Mercury poisoning and fever are often confused due to thermometer myths. Learn the distinct symptoms, causes, and treatments for each condition.
Mercury poisoning from a broken thermometer does not cause a fever, despite persistent public confusion. The symptoms of acute mercury vapor exposure are primarily neurological and respiratory: tremors, memory loss, insomnia, and lung irritation. Fever, by contrast, is a regulated rise in body temperature driven by the immune system in response to infection or inflammation. The two conditions share virtually no clinical features, yet the historical presence of mercury in glass thermometers has created a lasting misconception that breaking one can induce a fever.
According to the World Health Organization, elemental mercury exposure from a single broken thermometer (containing about 0.5–1 gram) is unlikely to produce significant toxicity in a well-ventilated room, and fever is not a recognized symptom of acute mercury poisoning.
Public health agencies have spent decades educating the public about proper cleanup of mercury spills, but the association with fever persists. In reality, the cardinal signs of mercury poisoning involve the nervous system and kidneys. A patient with mercury toxicity may present with pins-and-needles sensations in the hands and feet, difficulty walking, and cognitive decline—not a temperature spike. Understanding this distinction is critical for avoiding unnecessary alarm and inappropriate self-treatment.
Mercury enters the human body through three primary routes: inhalation of elemental mercury vapor, ingestion of inorganic mercury salts, or long-term dietary consumption of methylmercury in contaminated fish and shellfish. Each form has a distinct toxicology. Elemental mercury, when swallowed, is poorly absorbed but vaporizes readily at room temperature—inhaling the vapor is the most dangerous acute exposure scenario. Fever, in contrast, is not caused by heavy metals but by pyrogens—substances that reset the hypothalamus to raise body temperature. These pyrogens can be microbial (from bacteria or viruses) or endogenous (released by damaged tissue).

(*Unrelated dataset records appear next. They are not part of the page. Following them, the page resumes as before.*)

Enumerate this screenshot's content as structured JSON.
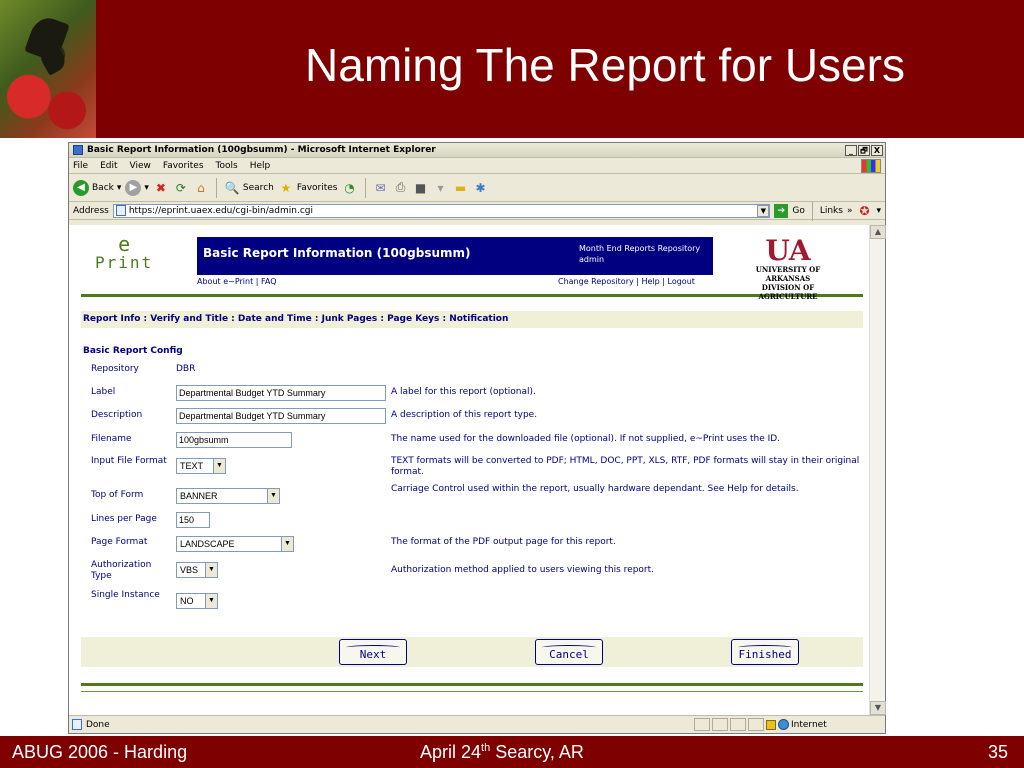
{
  "slide": {
    "title": "Naming The Report for Users",
    "footer_left": "ABUG 2006 - Harding",
    "footer_center_pre": "April 24",
    "footer_center_sup": "th",
    "footer_center_post": " Searcy, AR",
    "footer_right": "35"
  },
  "browser": {
    "window_title": "Basic Report Information (100gbsumm) - Microsoft Internet Explorer",
    "window_buttons": [
      "_",
      "🗗",
      "X"
    ],
    "menu": [
      "File",
      "Edit",
      "View",
      "Favorites",
      "Tools",
      "Help"
    ],
    "toolbar": {
      "back": "Back",
      "search": "Search",
      "favorites": "Favorites"
    },
    "address": {
      "label": "Address",
      "url": "https://eprint.uaex.edu/cgi-bin/admin.cgi",
      "go": "Go",
      "links": "Links"
    },
    "status": {
      "text": "Done",
      "zone": "Internet"
    }
  },
  "page": {
    "logo": {
      "e": "e",
      "print": "Print"
    },
    "header_title": "Basic Report Information (100gbsumm)",
    "repository_line": "Month End Reports Repository",
    "user_line": "admin",
    "about_links": "About e~Print | FAQ",
    "account_links": "Change Repository | Help | Logout",
    "ua_logo": "UA",
    "ua_line1": "UNIVERSITY OF ARKANSAS",
    "ua_line2": "DIVISION OF AGRICULTURE",
    "nav_breadcrumb": "Report Info : Verify and Title : Date and Time : Junk Pages : Page Keys : Notification",
    "section_title": "Basic Report Config",
    "fields": {
      "repository": {
        "label": "Repository",
        "value": "DBR"
      },
      "label": {
        "label": "Label",
        "value": "Departmental Budget YTD Summary",
        "help": "A label for this report (optional)."
      },
      "description": {
        "label": "Description",
        "value": "Departmental Budget YTD Summary",
        "help": "A description of this report type."
      },
      "filename": {
        "label": "Filename",
        "value": "100gbsumm",
        "help": "The name used for the downloaded file (optional). If not supplied, e~Print uses the ID."
      },
      "input_format": {
        "label": "Input File Format",
        "value": "TEXT",
        "help": "TEXT formats will be converted to PDF; HTML, DOC, PPT, XLS, RTF, PDF formats will stay in their original format."
      },
      "top_of_form": {
        "label": "Top of Form",
        "value": "BANNER",
        "help": "Carriage Control used within the report, usually hardware dependant. See Help for details."
      },
      "lines_per_page": {
        "label": "Lines per Page",
        "value": "150"
      },
      "page_format": {
        "label": "Page Format",
        "value": "LANDSCAPE",
        "help": "The format of the PDF output page for this report."
      },
      "auth_type": {
        "label": "Authorization Type",
        "value": "VBS",
        "help": "Authorization method applied to users viewing this report."
      },
      "single_instance": {
        "label": "Single Instance",
        "value": "NO"
      }
    },
    "buttons": {
      "next": "Next",
      "cancel": "Cancel",
      "finished": "Finished"
    }
  }
}
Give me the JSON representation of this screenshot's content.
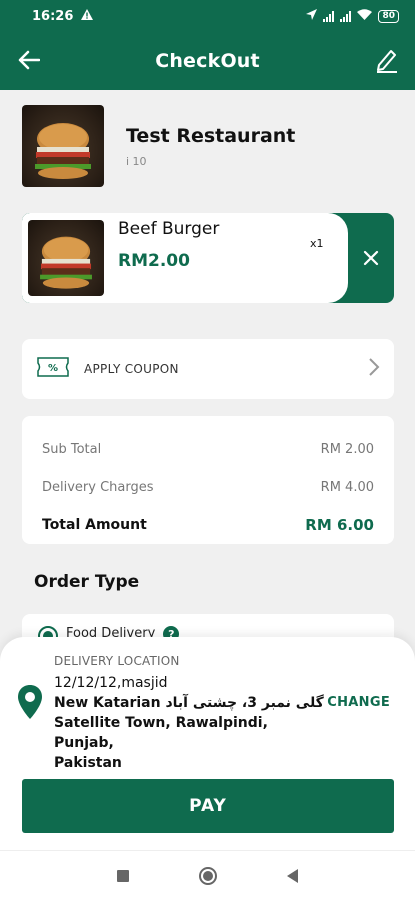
{
  "status_bar": {
    "time": "16:26",
    "battery": "80"
  },
  "app_bar": {
    "title": "CheckOut"
  },
  "restaurant": {
    "name": "Test Restaurant",
    "subtitle": "i 10"
  },
  "cart_item": {
    "name": "Beef Burger",
    "price": "RM2.00",
    "quantity": "x1"
  },
  "coupon": {
    "label": "APPLY COUPON"
  },
  "summary": {
    "subtotal_label": "Sub Total",
    "subtotal_value": "RM 2.00",
    "delivery_label": "Delivery Charges",
    "delivery_value": "RM 4.00",
    "total_label": "Total Amount",
    "total_value": "RM 6.00"
  },
  "order_type": {
    "title": "Order Type",
    "option": "Food Delivery",
    "help": "?"
  },
  "delivery": {
    "label": "DELIVERY LOCATION",
    "line1": "12/12/12,masjid",
    "line2": "New Katarian گلی نمبر 3، چشتی آباد",
    "line3": "Satellite Town, Rawalpindi, Punjab,",
    "line4": "Pakistan",
    "change_label": "CHANGE"
  },
  "pay": {
    "label": "PAY"
  },
  "colors": {
    "primary": "#0f6b4e",
    "background": "#f0f0f0"
  }
}
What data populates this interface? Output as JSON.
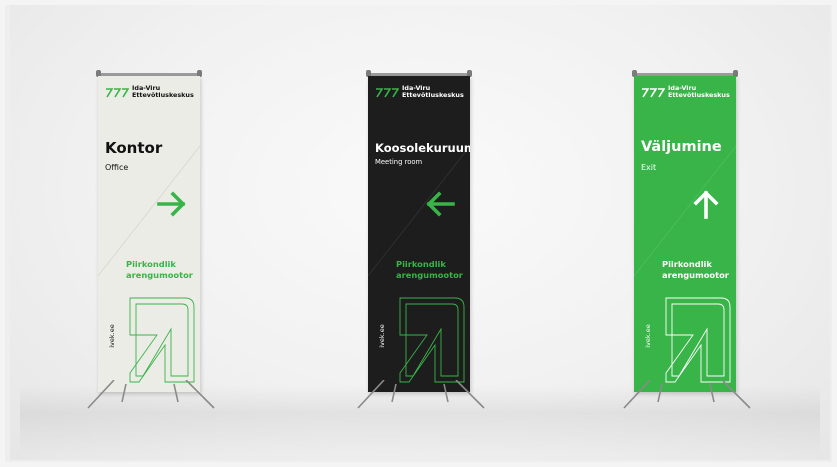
{
  "colors": {
    "brand_green": "#39b449",
    "light_panel": "#ecece6",
    "dark_panel": "#1d1d1d"
  },
  "banners": [
    {
      "variant": "light",
      "logo_line1": "Ida-Viru",
      "logo_line2": "Ettevõtluskeskus",
      "title": "Kontor",
      "subtitle": "Office",
      "arrow_icon": "arrow-right-icon",
      "tagline_line1": "Piirkondlik",
      "tagline_line2": "arengumootor",
      "website": "ivek.ee"
    },
    {
      "variant": "dark",
      "logo_line1": "Ida-Viru",
      "logo_line2": "Ettevõtluskeskus",
      "title": "Koosolekuruum",
      "subtitle": "Meeting room",
      "arrow_icon": "arrow-left-icon",
      "tagline_line1": "Piirkondlik",
      "tagline_line2": "arengumootor",
      "website": "ivek.ee"
    },
    {
      "variant": "green",
      "logo_line1": "Ida-Viru",
      "logo_line2": "Ettevõtluskeskus",
      "title": "Väljumine",
      "subtitle": "Exit",
      "arrow_icon": "arrow-up-icon",
      "tagline_line1": "Piirkondlik",
      "tagline_line2": "arengumootor",
      "website": "ivek.ee"
    }
  ]
}
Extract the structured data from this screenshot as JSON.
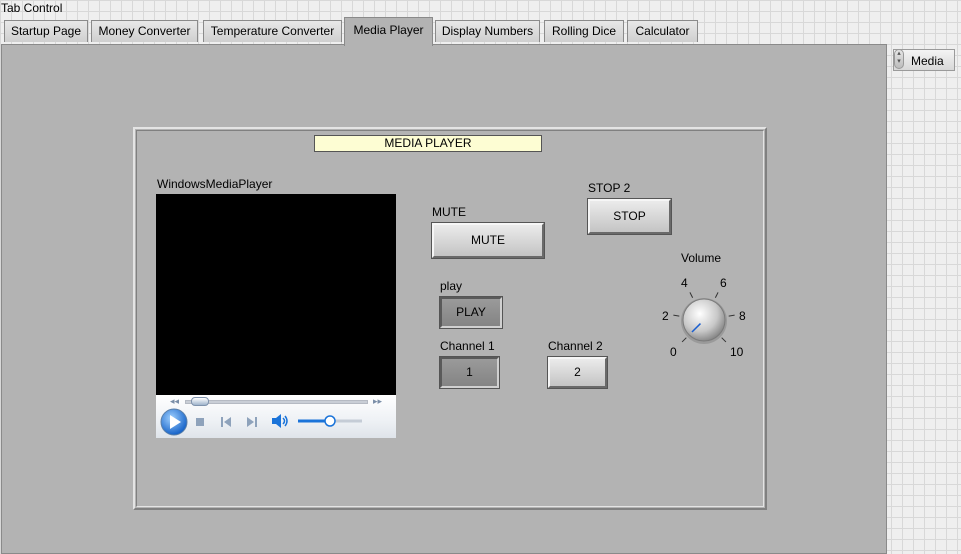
{
  "tab_control": {
    "label": "Tab Control",
    "tabs": [
      {
        "label": "Startup Page"
      },
      {
        "label": "Money Converter"
      },
      {
        "label": "Temperature Converter"
      },
      {
        "label": "Media Player",
        "active": true
      },
      {
        "label": "Display Numbers"
      },
      {
        "label": "Rolling Dice"
      },
      {
        "label": "Calculator"
      }
    ]
  },
  "page_indicator": {
    "value": "Media"
  },
  "media_player": {
    "title": "MEDIA PLAYER",
    "wmp_label": "WindowsMediaPlayer",
    "wmp_controls": {
      "seek_position": 0.03,
      "volume_level": 0.5,
      "icons": [
        "rewind-icon",
        "fast-forward-icon",
        "play-icon",
        "stop-icon",
        "previous-icon",
        "next-icon",
        "speaker-icon"
      ]
    },
    "mute": {
      "label": "MUTE",
      "button": "MUTE"
    },
    "stop": {
      "label": "STOP 2",
      "button": "STOP"
    },
    "play": {
      "label": "play",
      "button": "PLAY"
    },
    "channel1": {
      "label": "Channel 1",
      "button": "1"
    },
    "channel2": {
      "label": "Channel 2",
      "button": "2"
    },
    "volume": {
      "label": "Volume",
      "ticks": [
        "0",
        "2",
        "4",
        "6",
        "8",
        "10"
      ],
      "min": 0,
      "max": 10,
      "value": 0
    }
  },
  "colors": {
    "panel": "#b3b3b3",
    "title_bg": "#fdfdd3",
    "video_bg": "#000000",
    "wmp_blue": "#1a73d9"
  }
}
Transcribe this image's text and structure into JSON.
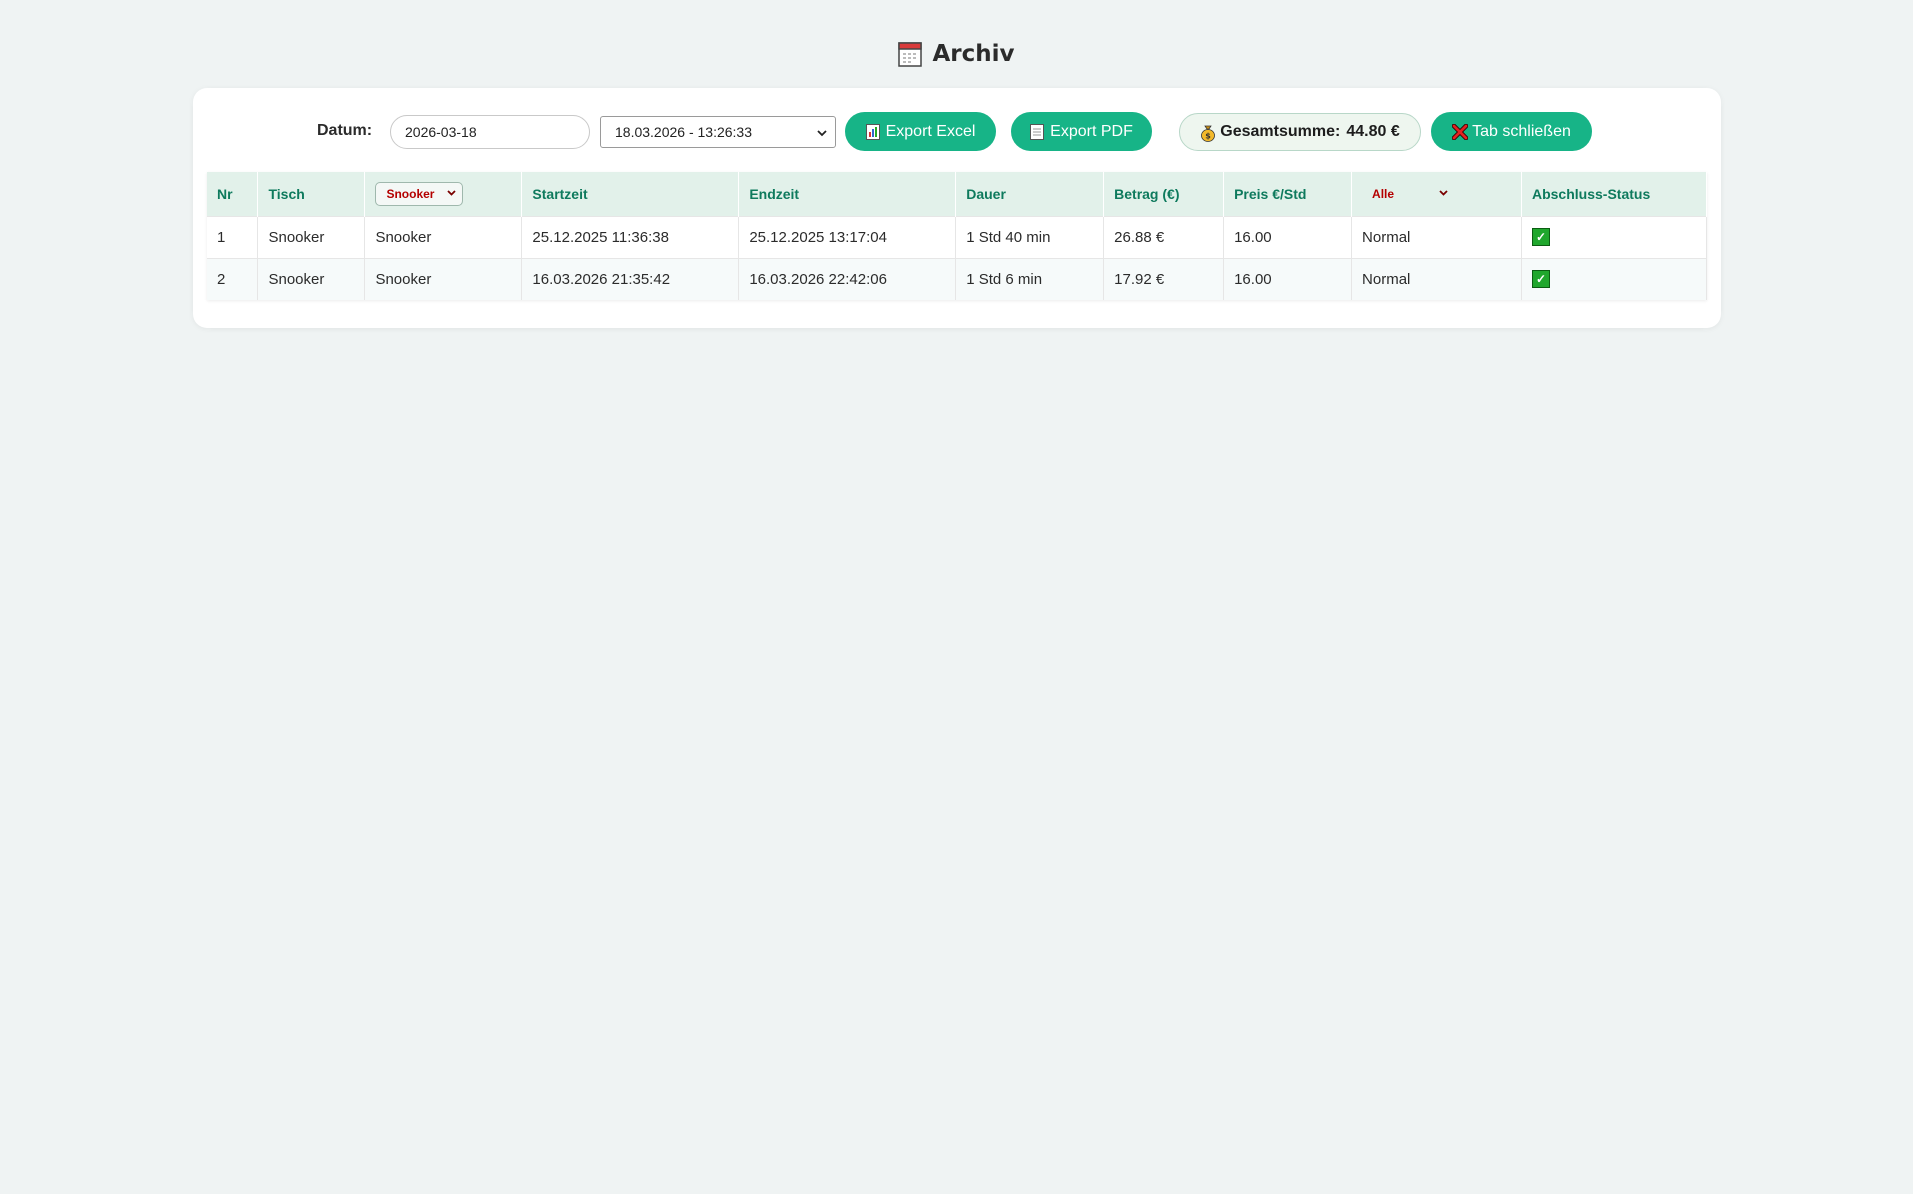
{
  "page": {
    "title": "Archiv",
    "title_icon": "calendar-icon"
  },
  "toolbar": {
    "date_label": "Datum:",
    "date_value": "2026-03-18",
    "session_selected": "18.03.2026 - 13:26:33",
    "export_excel_label": "Export Excel",
    "export_excel_icon": "bar-chart-icon",
    "export_pdf_label": "Export PDF",
    "export_pdf_icon": "document-icon",
    "total_label": "Gesamtsumme:",
    "total_value": "44.80 €",
    "total_icon": "money-bag-icon",
    "close_tab_label": "Tab schließen",
    "close_tab_icon": "cross-icon"
  },
  "colors": {
    "accent": "#17b487",
    "header_bg": "#e2f1ea",
    "header_text": "#0e7a5d",
    "filter_text": "#b40000",
    "check": "#20a72d"
  },
  "table": {
    "headers": {
      "nr": "Nr",
      "tisch": "Tisch",
      "type_filter": "Snooker",
      "startzeit": "Startzeit",
      "endzeit": "Endzeit",
      "dauer": "Dauer",
      "betrag": "Betrag (€)",
      "preis": "Preis €/Std",
      "mode_filter": "Alle",
      "status": "Abschluss-Status"
    },
    "rows": [
      {
        "nr": "1",
        "tisch": "Snooker",
        "typ": "Snooker",
        "startzeit": "25.12.2025 11:36:38",
        "endzeit": "25.12.2025 13:17:04",
        "dauer": "1 Std 40 min",
        "betrag": "26.88 €",
        "preis": "16.00",
        "modus": "Normal",
        "status_icon": "check-mark-icon"
      },
      {
        "nr": "2",
        "tisch": "Snooker",
        "typ": "Snooker",
        "startzeit": "16.03.2026 21:35:42",
        "endzeit": "16.03.2026 22:42:06",
        "dauer": "1 Std 6 min",
        "betrag": "17.92 €",
        "preis": "16.00",
        "modus": "Normal",
        "status_icon": "check-mark-icon"
      }
    ]
  }
}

The dose and duration of mercury exposure matter enormously. A single encounter with a broken thermometer in a ventilated room poses negligible risk. Chronic exposure—common in artisanal gold mining or high-fish diets—leads to cumulative neurological damage. Fever, by design, is a temporary and often protective response; sustained high fever (above 104°F) can be dangerous but requires a different mechanism altogether. Misattributing a fever to mercury exposure leads to delayed diagnosis of actual infections and inappropriate use of chelation therapy.
Managing mercury poisoning begins with decontamination and, if warranted, chelation therapy using agents like dimercaptosuccinic acid (DMSA) or dimercaptopropanesulfonic acid (DMPS). These drugs bind mercury in the bloodstream and enhance its urinary excretion. Chelation is indicated only when blood or urine mercury levels exceed established thresholds and when clinical symptoms are present. Fever management, on the other hand, relies on antipyretics such as acetaminophen or ibuprofen, along with hydration and treatment of the underlying cause. No chelating agent has any role in fever treatment.
The American College of Medical Toxicology warns that off-label chelation for self-diagnosed 'mercury toxicity' from a broken thermometer can cause serious harm, including hypocalcemia, renal failure, and death.
Critical differences also exist in supportive care. Mercury poisoning may require respiratory support if pneumonitis develops from vapor inhalation, while fever patients may need cooling blankets if the temperature is dangerously high. The only overlap is the need for accurate diagnosis: a simple blood test can confirm mercury levels, while fever evaluation requires searching for infectious or inflammatory sources. Never administer chelation therapy for a fever—it will not lower the temperature and may introduce toxicity.